Siempre he tenido la inquietud, aunque debo reconocer que cada vez menor, de complementar mi formación como entrenador leyendo libros sobre diferentes metodologías. Y es que cada día tengo más claro que el modelo de juego de cualquier entrenador se aprende, se perfecciona y evoluciona mediante la visualización del trabajo de otros entrenadores, la experimentación en el campo y los feedbacks con compañeros, jugadores y exjugadores. Debe de haber tantas metodologías como entrenadores y además lo más importante de cualquier método y lo que realmente marca la diferencia, los detalles, no se explican normalmente en los libros.

No sé si sería capaz de mencionar dos o tres cosas que haya aprendido en los cursos de entrenador, que considero que son un mero trámite económico y administrativo. Lo más destacable de los tres cursos de rigor es la gran experiencia vivida al cursar el Nacional en la ciudad de Melilla, pero más por la convivencia y el feedback diario con compañeros de profesión que por los conocimientos adquiridos.

El entrenamiento de fútbol está en continua evolución y son varias las formas o estilos de trabajo que llevan a un equipo a comportarse y competir con garantías y como un entrenador o cuerpo técnico desea.
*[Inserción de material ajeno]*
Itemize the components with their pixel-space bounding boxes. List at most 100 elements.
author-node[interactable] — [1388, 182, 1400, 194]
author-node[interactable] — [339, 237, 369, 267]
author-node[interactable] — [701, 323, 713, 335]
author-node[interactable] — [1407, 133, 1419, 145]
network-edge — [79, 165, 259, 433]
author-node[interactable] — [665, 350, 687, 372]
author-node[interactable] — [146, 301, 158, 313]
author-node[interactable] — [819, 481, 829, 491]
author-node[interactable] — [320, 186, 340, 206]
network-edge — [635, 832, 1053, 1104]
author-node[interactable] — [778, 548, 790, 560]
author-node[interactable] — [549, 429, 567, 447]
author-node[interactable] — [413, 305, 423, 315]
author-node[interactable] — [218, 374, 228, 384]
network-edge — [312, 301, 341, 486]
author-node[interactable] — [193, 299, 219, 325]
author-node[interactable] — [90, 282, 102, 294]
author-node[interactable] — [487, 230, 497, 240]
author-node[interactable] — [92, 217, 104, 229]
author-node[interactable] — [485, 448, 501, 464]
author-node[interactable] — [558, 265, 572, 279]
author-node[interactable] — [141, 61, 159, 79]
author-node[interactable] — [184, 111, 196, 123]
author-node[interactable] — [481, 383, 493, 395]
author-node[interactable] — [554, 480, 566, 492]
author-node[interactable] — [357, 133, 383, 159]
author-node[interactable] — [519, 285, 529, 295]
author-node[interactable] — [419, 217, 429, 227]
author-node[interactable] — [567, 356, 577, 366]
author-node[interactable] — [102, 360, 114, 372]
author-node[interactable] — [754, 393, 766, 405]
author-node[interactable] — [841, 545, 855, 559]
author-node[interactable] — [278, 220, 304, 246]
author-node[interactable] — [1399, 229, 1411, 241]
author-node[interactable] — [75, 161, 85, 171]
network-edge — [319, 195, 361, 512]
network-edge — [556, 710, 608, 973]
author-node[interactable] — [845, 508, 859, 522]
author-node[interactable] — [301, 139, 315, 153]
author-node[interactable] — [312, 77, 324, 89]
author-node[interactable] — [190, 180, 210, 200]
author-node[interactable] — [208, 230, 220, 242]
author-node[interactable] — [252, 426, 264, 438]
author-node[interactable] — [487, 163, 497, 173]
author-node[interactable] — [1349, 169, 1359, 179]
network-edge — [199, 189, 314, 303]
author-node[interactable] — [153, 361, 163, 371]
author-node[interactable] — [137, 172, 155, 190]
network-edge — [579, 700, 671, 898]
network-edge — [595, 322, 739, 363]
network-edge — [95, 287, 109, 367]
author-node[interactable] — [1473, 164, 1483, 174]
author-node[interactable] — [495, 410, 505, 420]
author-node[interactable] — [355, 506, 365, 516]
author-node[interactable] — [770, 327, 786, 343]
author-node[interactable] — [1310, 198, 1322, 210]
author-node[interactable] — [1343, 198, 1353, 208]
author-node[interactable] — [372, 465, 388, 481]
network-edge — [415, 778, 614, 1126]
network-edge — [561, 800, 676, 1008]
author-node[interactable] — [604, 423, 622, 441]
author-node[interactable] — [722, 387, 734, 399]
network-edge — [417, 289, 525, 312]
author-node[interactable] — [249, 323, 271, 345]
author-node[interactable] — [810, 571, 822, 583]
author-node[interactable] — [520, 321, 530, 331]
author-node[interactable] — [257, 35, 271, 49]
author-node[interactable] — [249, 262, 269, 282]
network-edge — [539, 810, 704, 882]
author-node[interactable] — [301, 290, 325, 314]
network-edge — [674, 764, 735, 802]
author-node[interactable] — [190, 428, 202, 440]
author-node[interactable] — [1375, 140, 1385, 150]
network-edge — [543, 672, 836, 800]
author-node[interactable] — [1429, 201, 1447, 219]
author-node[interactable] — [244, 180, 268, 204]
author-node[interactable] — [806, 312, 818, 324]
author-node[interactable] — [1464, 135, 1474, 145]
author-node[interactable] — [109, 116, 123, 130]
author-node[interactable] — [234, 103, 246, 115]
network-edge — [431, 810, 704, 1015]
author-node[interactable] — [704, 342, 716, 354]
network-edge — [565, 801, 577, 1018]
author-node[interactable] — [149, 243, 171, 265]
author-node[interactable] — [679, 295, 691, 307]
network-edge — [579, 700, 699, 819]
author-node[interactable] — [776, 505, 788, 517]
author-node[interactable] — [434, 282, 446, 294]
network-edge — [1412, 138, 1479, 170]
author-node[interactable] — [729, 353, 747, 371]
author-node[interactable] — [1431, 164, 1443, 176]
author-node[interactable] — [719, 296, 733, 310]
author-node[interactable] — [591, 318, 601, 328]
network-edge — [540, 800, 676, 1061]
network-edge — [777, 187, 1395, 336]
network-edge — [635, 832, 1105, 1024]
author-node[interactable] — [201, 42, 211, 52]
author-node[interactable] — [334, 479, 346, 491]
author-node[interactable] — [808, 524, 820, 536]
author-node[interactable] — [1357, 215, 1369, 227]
Hace unos meses hablando con un amigo preparador físico me decía en relación a las cargas de trabajo que un equipo sino haces barbaridades se acaba adaptando a las cargas de trabajo que le marques y no es especialmente relevante que la serie de trabajo dure 8, 10 o 15 minutos o si el descanso es de 30” o 10”. Vamos que el entreno tenga una lógica, una estructura y un sentido común. A nivel táctico intuyo que sucede lo mismo, con una dosis de lógica, una buena estructura, siempre abierta y dispuesta a evolucionar y ser perfeccionada, y sentido común una metodología es apta para llevar a cabo el modelo de juego que un determinado entrenador desee. Me sorprende la gran cantidad de libros publicados en los últimos años, pero me sorprende aun más la gran cantidad de libros de nivel elemental y cargados de una retórica simple que inundan las librerías deportivas. Cada vez tengo más claro que si alguien no quiere morirse sin publicar un libro solo tiene que escribirlo sobre fútbol, sueño cumplido.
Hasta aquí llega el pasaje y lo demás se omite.